Nationaltheater/ Staatsoper.tv, 30 novembre
Suite aux remaniements imposés par la crise sanitaire, il restait, fin novembre, quelques soirées libres dans la programmation du Bayerische Staatsoper, d’où cette Bohème improvisée au dernier moment.
Grand classique de la maison, la production d’Otto Schenk demeure très appréciée à Munich, en dépit de son demi-siècle d’âge ; et puis, avec Jonas Kaufmann annoncé en Rodolfo, inutile de préciser que les cinq cents places disponibles pour chaque représentation avaient été vite vendues. Mais c’était sans compter sur la fermeture totale qui a réduit ce projet à une captation vidéo, sans public, diffusée à la demande sur le site internet du théâtre, au tarif de quinze euros pour un accès de vingt-quatre heures.
Même un peu usée, la production demeure fonctionnelle, indémodable, avec toujours, pour point culminant, le café Momus, spectaculaire reconstitution d’un Paris de la « Belle Époque » débordant de vie. Or, le choc de retrouver ce deuxième acte complètement déserté n’en est que plus angoissant. À part les six jeunes gens, un garçon de café masqué, Parpignol, et un malheureux enfant rescapé, il n’y a plus personne !
Les figurants sont restés chez eux, les précautions sanitaires ont dispersé les choristes, et les caméras n’ont plus que les solistes et des chaises vides à filmer. Par ailleurs, c’est bien une Bohème normale à laquelle on assiste, dont le potentiel d’émotion, même à distance, est relativement intact.
Rachel Willis-Sorensen a beaucoup chanté avec Jonas Kaufmann, notamment au cours de la grande tournée européenne qui a coïncidé avec l’album Wien (Sony Classical), et les deux s’entendent très bien. Cela dit, la soprano américaine, dans une irradiante forme vocale et physique, n’est pas une Mimi tout à fait crédible.
Même dans le contexte défavorable d’un orchestre qui joue manifestement trop fort – Asher Fisch semble s’être laissé piéger par le dispositif surélevé sur lequel prennent actuellement place les musiciens au Nationaltheater, et qui nécessite de constamment brider le volume, en particulier du côté des cuivres –, la voix de Rachel Willis-Sorensen passe fièrement tous les obstacles.

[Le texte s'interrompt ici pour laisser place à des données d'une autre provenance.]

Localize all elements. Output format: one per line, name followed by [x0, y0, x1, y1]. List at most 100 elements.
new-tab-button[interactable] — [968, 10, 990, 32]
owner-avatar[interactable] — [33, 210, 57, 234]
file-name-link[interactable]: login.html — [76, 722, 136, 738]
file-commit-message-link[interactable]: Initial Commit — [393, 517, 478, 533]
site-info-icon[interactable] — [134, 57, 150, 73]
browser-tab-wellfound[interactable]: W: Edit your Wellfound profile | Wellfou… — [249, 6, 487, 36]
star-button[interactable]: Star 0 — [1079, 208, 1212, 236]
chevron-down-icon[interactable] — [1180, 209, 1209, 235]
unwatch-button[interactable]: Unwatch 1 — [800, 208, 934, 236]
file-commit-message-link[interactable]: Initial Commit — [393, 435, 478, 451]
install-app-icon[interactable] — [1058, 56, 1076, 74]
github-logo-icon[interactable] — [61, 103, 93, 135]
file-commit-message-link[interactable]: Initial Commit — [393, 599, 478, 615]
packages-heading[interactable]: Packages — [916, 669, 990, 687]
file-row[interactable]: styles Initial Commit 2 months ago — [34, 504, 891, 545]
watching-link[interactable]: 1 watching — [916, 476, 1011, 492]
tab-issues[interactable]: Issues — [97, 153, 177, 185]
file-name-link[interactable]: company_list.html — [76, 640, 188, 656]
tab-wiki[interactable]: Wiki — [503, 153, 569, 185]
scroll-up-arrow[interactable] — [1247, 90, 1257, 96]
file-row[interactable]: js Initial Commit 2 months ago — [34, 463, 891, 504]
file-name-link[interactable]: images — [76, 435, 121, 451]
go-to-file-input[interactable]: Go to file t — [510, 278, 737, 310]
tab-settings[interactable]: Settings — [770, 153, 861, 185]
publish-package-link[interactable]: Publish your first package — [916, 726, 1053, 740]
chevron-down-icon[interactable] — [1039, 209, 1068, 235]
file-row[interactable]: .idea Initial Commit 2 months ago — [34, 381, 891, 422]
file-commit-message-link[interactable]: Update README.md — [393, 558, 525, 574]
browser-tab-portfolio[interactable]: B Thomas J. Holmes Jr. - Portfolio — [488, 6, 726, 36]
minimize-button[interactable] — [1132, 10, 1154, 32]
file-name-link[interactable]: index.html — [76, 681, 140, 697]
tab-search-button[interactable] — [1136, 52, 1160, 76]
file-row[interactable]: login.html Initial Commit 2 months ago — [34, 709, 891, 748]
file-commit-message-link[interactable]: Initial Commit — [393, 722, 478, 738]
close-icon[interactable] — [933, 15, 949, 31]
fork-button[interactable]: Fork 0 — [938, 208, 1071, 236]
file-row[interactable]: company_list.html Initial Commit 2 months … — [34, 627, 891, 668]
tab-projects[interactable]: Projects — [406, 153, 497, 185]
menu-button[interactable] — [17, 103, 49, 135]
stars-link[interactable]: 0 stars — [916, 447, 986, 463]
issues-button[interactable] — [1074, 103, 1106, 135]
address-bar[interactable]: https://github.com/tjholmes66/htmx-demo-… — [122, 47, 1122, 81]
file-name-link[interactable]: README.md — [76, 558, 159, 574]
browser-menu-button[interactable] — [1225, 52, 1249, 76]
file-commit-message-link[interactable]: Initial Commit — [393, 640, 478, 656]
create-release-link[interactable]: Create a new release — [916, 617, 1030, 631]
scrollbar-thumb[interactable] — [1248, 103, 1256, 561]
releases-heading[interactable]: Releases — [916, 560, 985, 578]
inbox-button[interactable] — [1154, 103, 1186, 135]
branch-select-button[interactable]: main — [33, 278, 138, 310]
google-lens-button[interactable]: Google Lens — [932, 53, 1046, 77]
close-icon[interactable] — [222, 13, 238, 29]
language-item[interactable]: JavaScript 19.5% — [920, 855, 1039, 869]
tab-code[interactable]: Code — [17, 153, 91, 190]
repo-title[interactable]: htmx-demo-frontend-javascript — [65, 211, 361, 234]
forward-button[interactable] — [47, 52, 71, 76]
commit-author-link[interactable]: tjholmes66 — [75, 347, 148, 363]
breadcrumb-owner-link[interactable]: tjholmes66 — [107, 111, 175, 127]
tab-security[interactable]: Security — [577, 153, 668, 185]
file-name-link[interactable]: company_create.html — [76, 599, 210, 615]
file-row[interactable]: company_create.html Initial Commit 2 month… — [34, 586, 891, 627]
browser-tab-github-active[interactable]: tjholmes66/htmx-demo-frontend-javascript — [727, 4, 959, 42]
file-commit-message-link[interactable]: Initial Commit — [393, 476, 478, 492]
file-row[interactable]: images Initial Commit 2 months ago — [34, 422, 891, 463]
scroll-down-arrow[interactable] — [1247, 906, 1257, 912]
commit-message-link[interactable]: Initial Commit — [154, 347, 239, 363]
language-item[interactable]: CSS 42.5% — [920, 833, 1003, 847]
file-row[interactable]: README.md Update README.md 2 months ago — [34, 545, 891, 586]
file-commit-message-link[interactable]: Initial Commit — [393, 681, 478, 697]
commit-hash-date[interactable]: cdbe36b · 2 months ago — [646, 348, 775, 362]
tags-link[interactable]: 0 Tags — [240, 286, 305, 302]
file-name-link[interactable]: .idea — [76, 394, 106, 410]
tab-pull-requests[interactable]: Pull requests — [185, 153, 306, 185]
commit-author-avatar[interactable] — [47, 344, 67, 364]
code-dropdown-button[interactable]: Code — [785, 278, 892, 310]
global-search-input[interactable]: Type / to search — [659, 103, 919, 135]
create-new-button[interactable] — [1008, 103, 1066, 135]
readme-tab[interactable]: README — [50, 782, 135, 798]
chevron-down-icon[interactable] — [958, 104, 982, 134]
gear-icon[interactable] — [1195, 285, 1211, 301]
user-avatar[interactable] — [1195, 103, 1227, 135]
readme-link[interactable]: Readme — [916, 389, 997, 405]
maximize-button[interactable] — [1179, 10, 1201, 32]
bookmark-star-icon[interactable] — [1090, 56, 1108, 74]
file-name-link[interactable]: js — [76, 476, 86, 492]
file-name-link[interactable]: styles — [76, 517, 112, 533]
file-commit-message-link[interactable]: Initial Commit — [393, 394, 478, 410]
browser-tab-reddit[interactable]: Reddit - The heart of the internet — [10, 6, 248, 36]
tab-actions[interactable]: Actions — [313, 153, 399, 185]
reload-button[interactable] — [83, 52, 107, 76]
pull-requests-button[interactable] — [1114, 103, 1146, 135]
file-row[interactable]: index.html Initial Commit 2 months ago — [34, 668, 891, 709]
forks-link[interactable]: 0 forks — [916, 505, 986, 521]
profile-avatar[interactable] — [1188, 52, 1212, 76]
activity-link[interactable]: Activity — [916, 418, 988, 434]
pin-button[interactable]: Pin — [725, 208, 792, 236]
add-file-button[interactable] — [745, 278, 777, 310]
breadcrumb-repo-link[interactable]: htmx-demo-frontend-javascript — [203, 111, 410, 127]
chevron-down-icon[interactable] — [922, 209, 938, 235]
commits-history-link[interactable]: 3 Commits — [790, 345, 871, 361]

La composition de Jonas Kaufmann est plus subtile, avec non moins d’aisance d’ailleurs. Aucune crispation dans le très attendu « Che gelida manina ! », et partout de somptueuses rechanges de couleur. Ce retour tardif du ténor allemand à un emploi de jeune premier convainc encore largement, en dépit d’une différence d’âge désormais patente avec le reste de la distribution.
Autour du couple vedette, on découvre d’intéressants nouveaux noms, comme Mirjam Mesak et Andrei Zhilikhovsky, très à l’aise en Musetta et Marcello. On a, également, la confirmation de talents déjà présents en troupe à Munich depuis plusieurs années, dont le parfait Colline de Tareq Nazmi.
Une Bohème de belle tenue, et qui, même à l’écran, peut ne pas laisser les yeux secs.